Kesepakatan akan bergerak maju setelah Australia memberitahu Selandia Baru bahwa negara itu telah menjadi negara keenam yang secara resmi meratifikasi kesepakatan tersebut, bersama Kanada, Jepang, Meksiko, dan Singapura.

“Ini memicu 60 hari hitung mundur untuk berlakunya Perjanjian dan putaran pertama pemotongan tarif,” kata Menteri Perdagangan dan Ekspor Selandia Baru David Parker.

Negaranya bertanggung jawab untuk tugas-tugas resmi seperti menerima dan mengedarkan notifikasi yang dibuat oleh anggota perjanjian.

Kesepakatan 12-anggota asli jatuh ke dalam ketidakpastian pada awal tahun lalu, ketika Presiden Donald Trump menarik diri dari perjanjian untuk memprioritaskan melindungi pekerjaan-pekerjaan AS.

Ke-11 negara yang tersisa, yang dipimpin oleh Jepang, menyelesaikan pakta perdagangan yang direvisi pada Januari, yang disebut Perjanjian Komprehensif dan Progresif untuk Kemitraan Trans-Pacific (CPTPP).

Kesuksesan kesepakatan itu telah disebut-sebut oleh para pejabat di Jepang dan negara-negara anggota lainnya sebagai penangkal untuk melawan pertumbuhan proteksionisme AS, dan dengan harapan bahwa Washington akhirnya akan mendaftar kembali.

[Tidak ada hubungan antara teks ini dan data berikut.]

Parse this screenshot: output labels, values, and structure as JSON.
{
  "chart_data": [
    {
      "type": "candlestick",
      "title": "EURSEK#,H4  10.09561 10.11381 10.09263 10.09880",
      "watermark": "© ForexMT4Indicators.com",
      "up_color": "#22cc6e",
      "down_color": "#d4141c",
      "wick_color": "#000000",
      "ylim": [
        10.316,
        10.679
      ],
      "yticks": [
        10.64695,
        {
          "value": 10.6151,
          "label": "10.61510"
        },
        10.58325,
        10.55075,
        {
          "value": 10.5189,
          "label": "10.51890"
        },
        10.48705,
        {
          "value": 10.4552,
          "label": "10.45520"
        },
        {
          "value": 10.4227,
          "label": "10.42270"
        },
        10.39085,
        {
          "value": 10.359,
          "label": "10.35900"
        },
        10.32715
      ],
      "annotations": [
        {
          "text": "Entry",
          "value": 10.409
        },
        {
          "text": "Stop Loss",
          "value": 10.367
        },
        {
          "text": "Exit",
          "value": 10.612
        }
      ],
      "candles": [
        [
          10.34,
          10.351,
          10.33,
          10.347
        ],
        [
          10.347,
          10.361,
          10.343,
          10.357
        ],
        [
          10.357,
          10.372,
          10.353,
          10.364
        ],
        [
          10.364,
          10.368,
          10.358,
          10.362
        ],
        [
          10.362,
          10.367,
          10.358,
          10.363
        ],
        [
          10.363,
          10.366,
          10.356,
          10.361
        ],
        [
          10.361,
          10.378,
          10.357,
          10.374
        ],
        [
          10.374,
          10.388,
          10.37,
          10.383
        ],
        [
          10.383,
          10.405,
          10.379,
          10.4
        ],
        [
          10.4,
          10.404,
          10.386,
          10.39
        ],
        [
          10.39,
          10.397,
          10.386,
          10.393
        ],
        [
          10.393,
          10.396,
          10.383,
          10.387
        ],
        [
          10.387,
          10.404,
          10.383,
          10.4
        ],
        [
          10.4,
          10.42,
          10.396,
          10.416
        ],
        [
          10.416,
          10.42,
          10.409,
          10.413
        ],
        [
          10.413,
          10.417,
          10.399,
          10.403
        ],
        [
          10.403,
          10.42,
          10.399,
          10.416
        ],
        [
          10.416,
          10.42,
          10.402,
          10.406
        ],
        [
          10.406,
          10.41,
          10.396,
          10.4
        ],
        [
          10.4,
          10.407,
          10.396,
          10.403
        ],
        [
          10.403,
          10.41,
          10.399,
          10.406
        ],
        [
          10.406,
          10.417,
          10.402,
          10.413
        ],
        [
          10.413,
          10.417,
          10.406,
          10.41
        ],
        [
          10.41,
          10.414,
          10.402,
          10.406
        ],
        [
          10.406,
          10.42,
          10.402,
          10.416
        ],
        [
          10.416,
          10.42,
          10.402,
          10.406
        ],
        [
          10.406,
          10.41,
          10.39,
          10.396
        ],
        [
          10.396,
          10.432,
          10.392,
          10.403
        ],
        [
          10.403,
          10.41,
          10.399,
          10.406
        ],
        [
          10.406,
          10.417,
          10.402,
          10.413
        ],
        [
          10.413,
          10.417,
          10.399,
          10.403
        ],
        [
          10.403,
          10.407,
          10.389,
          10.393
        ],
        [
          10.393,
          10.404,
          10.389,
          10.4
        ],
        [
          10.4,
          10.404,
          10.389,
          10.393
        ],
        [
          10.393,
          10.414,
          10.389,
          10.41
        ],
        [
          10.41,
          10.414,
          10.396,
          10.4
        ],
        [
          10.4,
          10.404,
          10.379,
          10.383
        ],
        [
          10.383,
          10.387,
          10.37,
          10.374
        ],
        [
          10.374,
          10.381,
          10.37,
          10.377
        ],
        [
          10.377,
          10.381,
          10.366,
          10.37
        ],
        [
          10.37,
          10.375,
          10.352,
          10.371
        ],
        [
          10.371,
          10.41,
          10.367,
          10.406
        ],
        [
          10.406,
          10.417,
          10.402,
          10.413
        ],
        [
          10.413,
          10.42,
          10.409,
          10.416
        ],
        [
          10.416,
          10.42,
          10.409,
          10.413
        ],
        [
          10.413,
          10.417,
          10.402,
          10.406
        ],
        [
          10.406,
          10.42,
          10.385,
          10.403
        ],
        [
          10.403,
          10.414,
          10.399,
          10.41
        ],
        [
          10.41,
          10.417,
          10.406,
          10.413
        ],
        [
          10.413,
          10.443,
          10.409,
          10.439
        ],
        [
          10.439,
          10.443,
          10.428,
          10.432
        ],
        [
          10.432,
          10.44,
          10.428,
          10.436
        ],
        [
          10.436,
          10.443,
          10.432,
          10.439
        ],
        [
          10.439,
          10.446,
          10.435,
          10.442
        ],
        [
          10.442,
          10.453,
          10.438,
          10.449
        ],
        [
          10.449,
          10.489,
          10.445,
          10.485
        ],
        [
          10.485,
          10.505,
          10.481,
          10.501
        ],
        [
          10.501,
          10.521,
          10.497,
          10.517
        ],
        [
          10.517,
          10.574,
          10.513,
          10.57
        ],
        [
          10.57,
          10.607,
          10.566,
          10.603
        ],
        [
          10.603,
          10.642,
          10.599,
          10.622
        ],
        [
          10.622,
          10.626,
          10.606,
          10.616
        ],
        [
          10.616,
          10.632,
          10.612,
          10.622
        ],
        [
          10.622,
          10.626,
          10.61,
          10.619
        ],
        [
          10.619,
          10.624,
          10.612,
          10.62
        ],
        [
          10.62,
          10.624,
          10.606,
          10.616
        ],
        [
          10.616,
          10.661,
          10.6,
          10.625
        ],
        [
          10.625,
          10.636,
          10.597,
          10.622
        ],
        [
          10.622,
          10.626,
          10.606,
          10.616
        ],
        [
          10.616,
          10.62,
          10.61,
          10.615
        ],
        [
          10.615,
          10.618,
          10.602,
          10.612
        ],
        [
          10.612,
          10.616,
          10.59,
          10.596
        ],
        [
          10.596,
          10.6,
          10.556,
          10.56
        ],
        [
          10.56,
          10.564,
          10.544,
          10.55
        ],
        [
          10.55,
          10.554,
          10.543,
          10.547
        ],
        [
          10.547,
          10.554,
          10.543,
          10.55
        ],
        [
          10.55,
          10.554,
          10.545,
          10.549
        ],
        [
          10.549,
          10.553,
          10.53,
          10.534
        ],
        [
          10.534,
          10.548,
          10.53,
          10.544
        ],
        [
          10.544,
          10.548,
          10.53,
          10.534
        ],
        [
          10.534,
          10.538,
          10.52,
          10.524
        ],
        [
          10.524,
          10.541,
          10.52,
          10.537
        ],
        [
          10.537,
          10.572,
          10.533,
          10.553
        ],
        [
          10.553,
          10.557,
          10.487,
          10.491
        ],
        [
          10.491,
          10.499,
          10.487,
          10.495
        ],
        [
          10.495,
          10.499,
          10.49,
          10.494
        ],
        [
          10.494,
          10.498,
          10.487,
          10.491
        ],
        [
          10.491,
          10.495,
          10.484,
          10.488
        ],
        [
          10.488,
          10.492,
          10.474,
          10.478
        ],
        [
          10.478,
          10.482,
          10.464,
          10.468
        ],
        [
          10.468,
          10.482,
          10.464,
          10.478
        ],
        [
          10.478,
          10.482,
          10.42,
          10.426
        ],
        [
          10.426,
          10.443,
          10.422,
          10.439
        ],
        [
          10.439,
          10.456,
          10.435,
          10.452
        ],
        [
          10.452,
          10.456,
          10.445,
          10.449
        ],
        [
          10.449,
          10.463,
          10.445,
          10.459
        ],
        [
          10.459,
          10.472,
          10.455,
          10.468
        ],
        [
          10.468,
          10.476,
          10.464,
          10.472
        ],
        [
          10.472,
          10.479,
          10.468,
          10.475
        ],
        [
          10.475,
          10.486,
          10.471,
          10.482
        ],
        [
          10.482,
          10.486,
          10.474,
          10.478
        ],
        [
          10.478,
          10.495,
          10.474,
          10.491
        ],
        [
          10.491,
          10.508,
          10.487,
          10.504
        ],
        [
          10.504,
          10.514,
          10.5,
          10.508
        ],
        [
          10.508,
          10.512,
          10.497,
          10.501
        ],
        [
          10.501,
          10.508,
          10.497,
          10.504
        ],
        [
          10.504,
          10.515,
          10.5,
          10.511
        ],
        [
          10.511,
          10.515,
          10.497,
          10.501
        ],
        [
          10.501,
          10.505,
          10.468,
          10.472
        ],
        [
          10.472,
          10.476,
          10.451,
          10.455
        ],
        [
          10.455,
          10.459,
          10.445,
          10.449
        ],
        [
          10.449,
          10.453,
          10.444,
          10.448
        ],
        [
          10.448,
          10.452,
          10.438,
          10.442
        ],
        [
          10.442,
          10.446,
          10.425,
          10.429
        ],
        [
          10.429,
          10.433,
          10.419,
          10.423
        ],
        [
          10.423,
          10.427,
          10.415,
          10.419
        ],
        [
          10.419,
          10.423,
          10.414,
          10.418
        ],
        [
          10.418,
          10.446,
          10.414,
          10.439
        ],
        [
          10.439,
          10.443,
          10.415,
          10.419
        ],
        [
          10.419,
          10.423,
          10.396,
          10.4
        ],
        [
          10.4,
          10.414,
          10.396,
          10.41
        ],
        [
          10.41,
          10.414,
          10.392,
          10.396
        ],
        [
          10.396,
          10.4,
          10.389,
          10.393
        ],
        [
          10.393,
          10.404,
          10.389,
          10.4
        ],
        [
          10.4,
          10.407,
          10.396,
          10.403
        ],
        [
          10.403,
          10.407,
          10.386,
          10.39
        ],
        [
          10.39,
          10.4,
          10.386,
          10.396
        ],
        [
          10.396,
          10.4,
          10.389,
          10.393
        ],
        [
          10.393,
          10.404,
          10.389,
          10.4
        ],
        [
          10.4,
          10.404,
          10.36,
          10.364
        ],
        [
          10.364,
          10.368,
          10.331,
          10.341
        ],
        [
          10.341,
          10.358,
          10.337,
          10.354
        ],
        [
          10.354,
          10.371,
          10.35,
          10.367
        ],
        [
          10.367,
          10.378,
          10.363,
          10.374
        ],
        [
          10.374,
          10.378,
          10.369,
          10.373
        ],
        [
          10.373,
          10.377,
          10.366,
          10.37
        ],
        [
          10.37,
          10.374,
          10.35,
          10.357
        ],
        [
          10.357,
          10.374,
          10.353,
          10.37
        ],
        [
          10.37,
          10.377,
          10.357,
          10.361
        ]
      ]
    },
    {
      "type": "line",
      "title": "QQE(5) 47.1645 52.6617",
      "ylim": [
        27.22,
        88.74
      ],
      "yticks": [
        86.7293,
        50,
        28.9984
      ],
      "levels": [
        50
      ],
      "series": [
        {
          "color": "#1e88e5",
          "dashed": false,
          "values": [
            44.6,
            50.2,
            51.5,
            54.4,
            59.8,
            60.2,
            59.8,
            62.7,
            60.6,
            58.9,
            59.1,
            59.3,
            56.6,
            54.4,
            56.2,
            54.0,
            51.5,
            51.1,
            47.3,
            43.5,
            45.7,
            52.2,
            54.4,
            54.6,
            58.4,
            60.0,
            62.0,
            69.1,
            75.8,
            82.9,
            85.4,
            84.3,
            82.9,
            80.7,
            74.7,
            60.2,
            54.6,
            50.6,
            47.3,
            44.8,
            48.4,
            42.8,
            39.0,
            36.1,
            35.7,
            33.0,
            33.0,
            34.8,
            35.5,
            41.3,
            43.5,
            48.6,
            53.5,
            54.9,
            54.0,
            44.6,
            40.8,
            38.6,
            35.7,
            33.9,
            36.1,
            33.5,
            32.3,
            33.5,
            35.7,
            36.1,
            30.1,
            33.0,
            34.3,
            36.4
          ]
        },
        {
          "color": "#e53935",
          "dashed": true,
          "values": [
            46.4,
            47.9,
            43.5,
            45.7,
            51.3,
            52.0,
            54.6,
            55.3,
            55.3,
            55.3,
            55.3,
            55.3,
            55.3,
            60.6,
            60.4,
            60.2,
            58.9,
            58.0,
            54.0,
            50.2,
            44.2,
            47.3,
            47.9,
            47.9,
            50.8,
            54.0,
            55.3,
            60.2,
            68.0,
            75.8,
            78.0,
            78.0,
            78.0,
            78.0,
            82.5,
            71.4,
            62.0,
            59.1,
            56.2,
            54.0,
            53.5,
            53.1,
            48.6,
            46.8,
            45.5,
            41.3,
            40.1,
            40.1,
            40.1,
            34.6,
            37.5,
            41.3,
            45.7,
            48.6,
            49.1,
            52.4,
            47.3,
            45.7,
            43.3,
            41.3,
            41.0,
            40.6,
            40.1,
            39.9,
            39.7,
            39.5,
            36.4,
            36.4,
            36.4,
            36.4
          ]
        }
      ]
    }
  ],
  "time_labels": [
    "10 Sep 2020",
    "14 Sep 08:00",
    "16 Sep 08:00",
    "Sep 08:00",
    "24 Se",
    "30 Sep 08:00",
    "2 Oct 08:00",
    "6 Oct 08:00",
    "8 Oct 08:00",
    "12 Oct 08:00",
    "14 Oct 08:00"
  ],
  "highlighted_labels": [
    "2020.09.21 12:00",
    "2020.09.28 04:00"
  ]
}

Kesepakatan itu akan mengurangi tarif-tarif di negara-negara yang bersama-sama berjumlah lebih dari 13 persen dari PDB global – total 10 triliun dolar AS. Dengan Amerika Serikat, itu akan mewakili 40 persen.

Kelima negara anggota yang masih meratifikasi kesepakatan itu adalah Brunei, Chili, Malaysia, Peru, dan Vietnam.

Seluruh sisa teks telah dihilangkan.